Cyber attacks targeting the global bank transfer system have succeeded in stealing funds since February’s heist of US$81 million from the Bangladesh central bank, as hackers become more sophisticated in their tactics.
A previously undisclosed letter SWIFT sent to banks worldwide on November 2 warns them of the escalating threat to their systems. The attacks and new hacking tactics underscore the continuing vulnerability of the SWIFT messaging network, which handles trillions of dollars in fund transfers daily.
"The threat is very persistent, adaptive and sophisticated – and it is here to stay," SWIFT said in the November letter to client banks.
The disclosures provide fresh evidence that SWIFT remains at risk of attacks nearly a year after funds were stolen from a Bangladesh Bank account at the Federal Reserve Bank of New York.
The unprecedented cyber theft prompted regulators around the globe to tighten bank security requirements, amidst a global investigation by the FBI, Bangladesh authorities and Interpol.
Banks using the SWIFT network, which include both central banks and commercial banks, have been hit with a "meaningful" number of attacks - about a fifth of them resulting in stolen funds, since the Bangladesh heist, Stephen Gilderdale, head of SWIFT’s customer security program, said.
SWIFT, a Belgium-based co-operative owned by its user banks, had previously disclosed hacks of three SWIFT users since February but said those did not lead to the loss of funds.
SWIFT's letter to customers warned that hackers have refined their methods for compromising local bank systems. One new tactic, the letter said, involved using remote software that allows technicians to access computers to provide technical support.
"We unfortunately continue to see cases in which some of our customers’ environments are being compromised" by thieves who then send fraudulent payment instructions through the SWIFT network - the same kind of messages used to steal Bangladesh Bank funds, the letter stated.
On Monday, a top police investigator in Dhaka revealed that some Bangladesh central bank officials deliberately exposed its computer systems and enabled the theft.
SWIFT's Gilderdale declined to provide further details about more recent attacks or to name victims or amounts stolen. Asked how many heists had been attempted, he said only that it was "a meaningful number of cases".
“In all of these cases attackers are suspected of trying to replicate the modus operandi of the Bangladesh attackers,” he said.
The intrusions had been detected in a variety of ways, Gilderdale said. In some cases, clients' antivirus software had identified malware.
In others, a new feature on software SWIFT provides to clients alerted SWIFT directly of an attempted manipulation of a client's system. In one case, a financial regulator had notified SWIFT of an attempted attack.
Gilderdale said despite the new thefts, SWIFT believed the system was becoming more secure.
"In 80 percent of the cases that we are aware of and where we have completed investigations, a fraud has not actually ended up taking place,” he said.
SWIFT said in its letter to clients that cyber threats were evolving.
"There are likely to be multiple groups of cyber attackers attempting to compromise customer environments," it said.
"There has been an evolution in the modus operandi, signifying that attackers are further adapting their methods."

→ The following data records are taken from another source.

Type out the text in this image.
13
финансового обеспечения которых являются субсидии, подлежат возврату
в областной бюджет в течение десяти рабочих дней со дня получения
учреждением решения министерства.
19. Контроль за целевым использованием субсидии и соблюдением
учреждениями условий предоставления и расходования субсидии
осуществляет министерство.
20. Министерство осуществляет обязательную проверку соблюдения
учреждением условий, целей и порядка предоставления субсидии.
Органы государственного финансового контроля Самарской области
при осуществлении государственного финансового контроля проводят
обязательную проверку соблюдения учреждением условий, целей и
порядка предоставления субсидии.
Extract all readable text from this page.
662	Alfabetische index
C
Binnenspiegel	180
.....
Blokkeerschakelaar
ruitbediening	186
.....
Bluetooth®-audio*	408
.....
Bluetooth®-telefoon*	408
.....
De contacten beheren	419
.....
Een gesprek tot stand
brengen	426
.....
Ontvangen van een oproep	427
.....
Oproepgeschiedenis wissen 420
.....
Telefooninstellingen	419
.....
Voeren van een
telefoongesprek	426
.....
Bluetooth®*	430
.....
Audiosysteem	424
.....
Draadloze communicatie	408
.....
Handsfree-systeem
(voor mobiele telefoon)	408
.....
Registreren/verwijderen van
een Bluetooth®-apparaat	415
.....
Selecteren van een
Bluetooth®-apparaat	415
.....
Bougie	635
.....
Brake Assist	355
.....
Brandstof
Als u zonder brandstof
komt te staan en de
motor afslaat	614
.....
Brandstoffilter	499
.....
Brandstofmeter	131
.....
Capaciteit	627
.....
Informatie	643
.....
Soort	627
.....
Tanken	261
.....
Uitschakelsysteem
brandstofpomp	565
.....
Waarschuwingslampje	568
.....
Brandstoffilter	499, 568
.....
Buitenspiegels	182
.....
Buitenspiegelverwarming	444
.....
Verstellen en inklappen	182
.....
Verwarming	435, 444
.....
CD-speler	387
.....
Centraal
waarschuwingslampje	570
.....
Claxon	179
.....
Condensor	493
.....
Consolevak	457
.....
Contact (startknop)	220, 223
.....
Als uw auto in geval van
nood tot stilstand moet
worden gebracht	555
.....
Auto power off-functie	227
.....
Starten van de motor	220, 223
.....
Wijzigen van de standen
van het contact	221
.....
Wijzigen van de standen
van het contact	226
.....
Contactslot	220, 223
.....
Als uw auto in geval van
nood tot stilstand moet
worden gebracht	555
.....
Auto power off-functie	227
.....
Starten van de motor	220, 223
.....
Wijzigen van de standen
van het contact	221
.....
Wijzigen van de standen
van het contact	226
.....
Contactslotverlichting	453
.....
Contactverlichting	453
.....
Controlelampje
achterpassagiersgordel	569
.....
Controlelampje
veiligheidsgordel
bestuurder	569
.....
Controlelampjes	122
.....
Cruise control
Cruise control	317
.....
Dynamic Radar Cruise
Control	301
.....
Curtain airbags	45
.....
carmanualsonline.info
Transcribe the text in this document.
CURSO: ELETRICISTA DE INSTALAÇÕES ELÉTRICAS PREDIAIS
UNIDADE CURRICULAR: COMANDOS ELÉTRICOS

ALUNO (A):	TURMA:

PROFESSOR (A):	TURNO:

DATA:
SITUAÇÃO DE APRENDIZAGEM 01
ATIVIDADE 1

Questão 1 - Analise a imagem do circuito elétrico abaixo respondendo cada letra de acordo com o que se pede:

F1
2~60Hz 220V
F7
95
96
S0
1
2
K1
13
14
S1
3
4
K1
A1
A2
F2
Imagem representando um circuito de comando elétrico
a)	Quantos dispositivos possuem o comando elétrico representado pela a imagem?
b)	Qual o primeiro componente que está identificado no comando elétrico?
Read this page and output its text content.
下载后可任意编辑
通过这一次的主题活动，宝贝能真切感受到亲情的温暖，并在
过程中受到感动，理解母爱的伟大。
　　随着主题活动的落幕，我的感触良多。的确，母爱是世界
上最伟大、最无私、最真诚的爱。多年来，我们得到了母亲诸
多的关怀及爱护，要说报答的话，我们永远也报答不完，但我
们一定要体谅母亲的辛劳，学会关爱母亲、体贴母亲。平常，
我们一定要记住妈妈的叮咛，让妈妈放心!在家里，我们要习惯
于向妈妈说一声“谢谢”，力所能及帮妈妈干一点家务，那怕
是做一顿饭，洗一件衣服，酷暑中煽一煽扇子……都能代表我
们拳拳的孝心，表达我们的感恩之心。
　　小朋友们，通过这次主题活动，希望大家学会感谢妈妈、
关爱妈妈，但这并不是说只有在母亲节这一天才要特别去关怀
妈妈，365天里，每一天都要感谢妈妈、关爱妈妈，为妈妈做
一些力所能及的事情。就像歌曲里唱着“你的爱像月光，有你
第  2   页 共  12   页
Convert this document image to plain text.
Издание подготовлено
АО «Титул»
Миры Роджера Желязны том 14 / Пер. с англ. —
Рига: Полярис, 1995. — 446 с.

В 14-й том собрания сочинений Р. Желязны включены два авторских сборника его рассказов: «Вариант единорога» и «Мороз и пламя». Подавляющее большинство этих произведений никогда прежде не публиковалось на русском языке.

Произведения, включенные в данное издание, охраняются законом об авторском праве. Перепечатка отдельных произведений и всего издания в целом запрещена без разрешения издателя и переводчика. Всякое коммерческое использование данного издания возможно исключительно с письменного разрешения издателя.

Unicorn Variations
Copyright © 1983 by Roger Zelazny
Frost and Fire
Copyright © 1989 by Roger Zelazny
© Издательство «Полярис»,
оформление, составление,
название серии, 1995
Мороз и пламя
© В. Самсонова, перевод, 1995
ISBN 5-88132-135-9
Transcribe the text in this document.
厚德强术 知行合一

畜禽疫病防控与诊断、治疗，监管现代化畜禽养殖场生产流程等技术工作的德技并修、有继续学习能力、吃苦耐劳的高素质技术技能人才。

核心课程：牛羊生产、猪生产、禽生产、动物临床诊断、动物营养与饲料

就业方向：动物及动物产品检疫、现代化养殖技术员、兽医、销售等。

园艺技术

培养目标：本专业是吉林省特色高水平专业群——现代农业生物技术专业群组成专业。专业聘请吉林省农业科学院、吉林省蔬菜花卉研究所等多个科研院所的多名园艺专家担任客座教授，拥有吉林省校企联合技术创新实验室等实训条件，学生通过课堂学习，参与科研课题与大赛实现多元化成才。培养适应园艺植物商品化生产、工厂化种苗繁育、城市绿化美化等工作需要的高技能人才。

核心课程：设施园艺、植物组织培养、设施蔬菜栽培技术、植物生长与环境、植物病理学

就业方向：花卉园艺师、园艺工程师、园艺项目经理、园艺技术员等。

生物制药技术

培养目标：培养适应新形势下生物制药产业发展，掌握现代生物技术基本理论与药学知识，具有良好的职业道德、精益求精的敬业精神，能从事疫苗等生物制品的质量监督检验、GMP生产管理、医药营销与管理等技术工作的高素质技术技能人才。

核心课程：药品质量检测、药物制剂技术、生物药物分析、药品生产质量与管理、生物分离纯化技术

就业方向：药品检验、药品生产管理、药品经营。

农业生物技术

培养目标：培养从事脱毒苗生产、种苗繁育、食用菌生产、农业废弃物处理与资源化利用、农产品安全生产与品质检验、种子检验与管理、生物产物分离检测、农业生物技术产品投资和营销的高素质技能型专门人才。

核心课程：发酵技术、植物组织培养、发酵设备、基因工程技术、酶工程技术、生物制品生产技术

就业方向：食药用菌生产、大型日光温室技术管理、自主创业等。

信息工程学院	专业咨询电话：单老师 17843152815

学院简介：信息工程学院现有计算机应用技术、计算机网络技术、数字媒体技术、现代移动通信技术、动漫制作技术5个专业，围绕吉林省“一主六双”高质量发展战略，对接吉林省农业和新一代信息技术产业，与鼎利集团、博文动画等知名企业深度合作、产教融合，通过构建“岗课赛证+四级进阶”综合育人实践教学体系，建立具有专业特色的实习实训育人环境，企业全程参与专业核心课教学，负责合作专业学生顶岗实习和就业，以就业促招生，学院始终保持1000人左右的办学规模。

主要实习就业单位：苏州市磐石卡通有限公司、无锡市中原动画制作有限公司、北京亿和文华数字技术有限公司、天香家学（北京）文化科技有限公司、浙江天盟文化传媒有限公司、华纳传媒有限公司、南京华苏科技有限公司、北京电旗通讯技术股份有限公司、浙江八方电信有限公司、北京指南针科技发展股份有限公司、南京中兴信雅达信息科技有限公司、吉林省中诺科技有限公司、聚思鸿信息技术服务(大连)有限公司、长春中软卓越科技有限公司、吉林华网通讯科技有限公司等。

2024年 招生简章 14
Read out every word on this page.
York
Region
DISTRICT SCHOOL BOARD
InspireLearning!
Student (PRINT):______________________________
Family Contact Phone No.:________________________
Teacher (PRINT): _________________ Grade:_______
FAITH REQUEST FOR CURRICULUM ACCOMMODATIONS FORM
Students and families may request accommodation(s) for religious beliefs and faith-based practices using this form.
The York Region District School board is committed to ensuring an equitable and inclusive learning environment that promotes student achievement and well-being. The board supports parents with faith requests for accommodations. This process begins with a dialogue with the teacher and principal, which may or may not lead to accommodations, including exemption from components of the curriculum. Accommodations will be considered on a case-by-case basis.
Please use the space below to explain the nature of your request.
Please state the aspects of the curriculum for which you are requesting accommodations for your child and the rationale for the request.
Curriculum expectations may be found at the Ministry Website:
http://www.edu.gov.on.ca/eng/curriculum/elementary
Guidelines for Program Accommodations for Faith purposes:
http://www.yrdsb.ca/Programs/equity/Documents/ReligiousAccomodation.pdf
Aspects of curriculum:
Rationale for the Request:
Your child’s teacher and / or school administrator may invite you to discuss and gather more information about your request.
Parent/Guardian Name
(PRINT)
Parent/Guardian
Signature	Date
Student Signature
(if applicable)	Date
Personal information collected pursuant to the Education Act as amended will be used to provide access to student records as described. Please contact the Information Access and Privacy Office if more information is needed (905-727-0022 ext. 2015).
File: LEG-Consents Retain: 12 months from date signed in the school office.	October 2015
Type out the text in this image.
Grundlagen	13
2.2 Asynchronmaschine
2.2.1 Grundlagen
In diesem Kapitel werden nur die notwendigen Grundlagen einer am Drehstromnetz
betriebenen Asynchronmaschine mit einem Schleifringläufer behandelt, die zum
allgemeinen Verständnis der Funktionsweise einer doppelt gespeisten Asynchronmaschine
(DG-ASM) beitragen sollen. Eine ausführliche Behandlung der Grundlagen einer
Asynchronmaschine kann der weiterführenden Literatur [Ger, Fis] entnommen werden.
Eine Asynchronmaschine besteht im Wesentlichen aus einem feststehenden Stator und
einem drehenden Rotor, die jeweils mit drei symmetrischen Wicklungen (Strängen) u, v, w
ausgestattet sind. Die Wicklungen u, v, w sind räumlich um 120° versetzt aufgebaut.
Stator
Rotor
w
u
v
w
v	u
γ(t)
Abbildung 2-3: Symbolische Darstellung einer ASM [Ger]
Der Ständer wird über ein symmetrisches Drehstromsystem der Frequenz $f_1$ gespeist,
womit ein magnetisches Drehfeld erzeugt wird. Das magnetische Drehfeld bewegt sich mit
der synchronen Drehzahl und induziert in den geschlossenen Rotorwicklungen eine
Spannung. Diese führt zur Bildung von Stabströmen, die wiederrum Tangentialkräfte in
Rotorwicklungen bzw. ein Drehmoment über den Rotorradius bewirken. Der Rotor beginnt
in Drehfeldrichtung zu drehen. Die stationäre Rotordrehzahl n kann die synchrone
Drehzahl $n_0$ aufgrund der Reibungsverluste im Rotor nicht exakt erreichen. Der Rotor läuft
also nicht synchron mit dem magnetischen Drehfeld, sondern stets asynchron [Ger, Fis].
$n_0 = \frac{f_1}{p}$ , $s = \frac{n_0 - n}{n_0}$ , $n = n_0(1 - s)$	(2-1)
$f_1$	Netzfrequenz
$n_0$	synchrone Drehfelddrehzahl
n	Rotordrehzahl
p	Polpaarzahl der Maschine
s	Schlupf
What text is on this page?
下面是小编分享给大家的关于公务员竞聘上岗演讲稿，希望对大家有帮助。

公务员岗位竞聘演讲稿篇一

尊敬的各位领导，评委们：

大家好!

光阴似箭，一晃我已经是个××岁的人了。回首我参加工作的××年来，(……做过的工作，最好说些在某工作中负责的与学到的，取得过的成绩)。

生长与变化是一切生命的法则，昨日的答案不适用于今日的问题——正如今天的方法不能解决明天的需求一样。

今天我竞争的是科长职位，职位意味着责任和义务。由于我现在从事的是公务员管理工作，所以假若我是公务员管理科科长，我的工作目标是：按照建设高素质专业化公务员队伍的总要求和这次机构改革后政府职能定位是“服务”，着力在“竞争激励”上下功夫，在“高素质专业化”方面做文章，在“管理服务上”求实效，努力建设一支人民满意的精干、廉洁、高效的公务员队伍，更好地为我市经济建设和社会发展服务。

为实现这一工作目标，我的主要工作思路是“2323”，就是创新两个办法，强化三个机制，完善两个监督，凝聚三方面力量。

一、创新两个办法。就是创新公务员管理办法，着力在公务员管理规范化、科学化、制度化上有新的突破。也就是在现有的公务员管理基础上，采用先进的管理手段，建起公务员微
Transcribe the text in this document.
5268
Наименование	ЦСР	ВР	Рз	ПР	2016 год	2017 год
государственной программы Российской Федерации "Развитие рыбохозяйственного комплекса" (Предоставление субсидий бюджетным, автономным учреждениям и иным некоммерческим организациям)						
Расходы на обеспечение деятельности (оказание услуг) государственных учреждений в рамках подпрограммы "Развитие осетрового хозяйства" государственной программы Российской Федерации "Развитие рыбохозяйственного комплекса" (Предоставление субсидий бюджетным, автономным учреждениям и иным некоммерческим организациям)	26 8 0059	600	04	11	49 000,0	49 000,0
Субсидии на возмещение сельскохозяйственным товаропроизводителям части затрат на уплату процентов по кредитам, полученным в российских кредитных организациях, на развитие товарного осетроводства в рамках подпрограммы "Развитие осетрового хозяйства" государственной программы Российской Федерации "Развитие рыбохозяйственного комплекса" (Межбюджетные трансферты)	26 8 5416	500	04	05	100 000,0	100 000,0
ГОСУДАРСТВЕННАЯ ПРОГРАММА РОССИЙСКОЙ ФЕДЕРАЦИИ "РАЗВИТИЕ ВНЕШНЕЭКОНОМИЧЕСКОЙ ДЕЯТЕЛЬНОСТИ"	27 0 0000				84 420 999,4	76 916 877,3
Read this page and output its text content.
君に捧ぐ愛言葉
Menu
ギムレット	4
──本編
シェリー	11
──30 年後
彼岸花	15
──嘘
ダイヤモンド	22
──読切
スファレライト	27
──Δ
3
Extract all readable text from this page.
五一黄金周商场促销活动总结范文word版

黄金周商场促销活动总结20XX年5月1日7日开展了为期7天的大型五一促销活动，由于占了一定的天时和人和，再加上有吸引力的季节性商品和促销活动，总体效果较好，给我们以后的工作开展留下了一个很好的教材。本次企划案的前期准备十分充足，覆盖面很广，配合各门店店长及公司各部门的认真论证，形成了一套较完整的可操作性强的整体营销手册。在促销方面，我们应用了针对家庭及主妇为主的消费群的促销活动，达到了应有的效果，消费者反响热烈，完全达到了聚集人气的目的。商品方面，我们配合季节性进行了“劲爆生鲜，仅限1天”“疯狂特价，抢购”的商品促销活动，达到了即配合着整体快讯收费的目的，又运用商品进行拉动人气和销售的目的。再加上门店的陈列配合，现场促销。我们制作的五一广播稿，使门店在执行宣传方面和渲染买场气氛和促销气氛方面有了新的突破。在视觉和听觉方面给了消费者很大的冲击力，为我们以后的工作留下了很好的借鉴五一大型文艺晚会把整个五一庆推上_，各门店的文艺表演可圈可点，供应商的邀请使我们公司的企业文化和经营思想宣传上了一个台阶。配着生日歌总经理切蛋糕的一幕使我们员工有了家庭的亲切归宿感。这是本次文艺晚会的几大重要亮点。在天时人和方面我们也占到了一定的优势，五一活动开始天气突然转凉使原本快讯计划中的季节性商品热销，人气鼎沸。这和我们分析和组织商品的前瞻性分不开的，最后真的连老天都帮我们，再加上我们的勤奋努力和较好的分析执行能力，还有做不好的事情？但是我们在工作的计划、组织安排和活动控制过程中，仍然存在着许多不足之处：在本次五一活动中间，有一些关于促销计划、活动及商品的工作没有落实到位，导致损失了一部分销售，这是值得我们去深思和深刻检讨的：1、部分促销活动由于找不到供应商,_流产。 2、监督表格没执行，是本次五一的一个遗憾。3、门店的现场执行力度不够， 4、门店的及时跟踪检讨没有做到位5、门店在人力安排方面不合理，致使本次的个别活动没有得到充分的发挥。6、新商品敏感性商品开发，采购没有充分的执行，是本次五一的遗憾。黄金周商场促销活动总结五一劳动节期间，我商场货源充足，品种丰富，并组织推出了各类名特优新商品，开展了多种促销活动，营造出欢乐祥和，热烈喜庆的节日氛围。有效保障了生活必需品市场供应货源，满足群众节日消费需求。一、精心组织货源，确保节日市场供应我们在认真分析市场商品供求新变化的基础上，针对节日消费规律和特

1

Gilderdale said it was impossible to say for sure whether the rate of attacks was increasing because previously SWIFT did not track or receive information from clients about incidents.
SWIFT said that in all cases, the infiltrations involved customers’ SWIFT interfaces and that its own central communications network had not been compromised.
The additional attacks SWIFT disclosed do not include others that have already come to light since the Bangladesh Bank heist.
Thieves stole US$250,000 from Bangladesh's Sonali bank in 2013. More than US$12 million was stolen from Ecuador's Banco del Austro in 2015. Vietnam's Tien Phong Bank said in May that it foiled an attempt to steal money via SWIFT.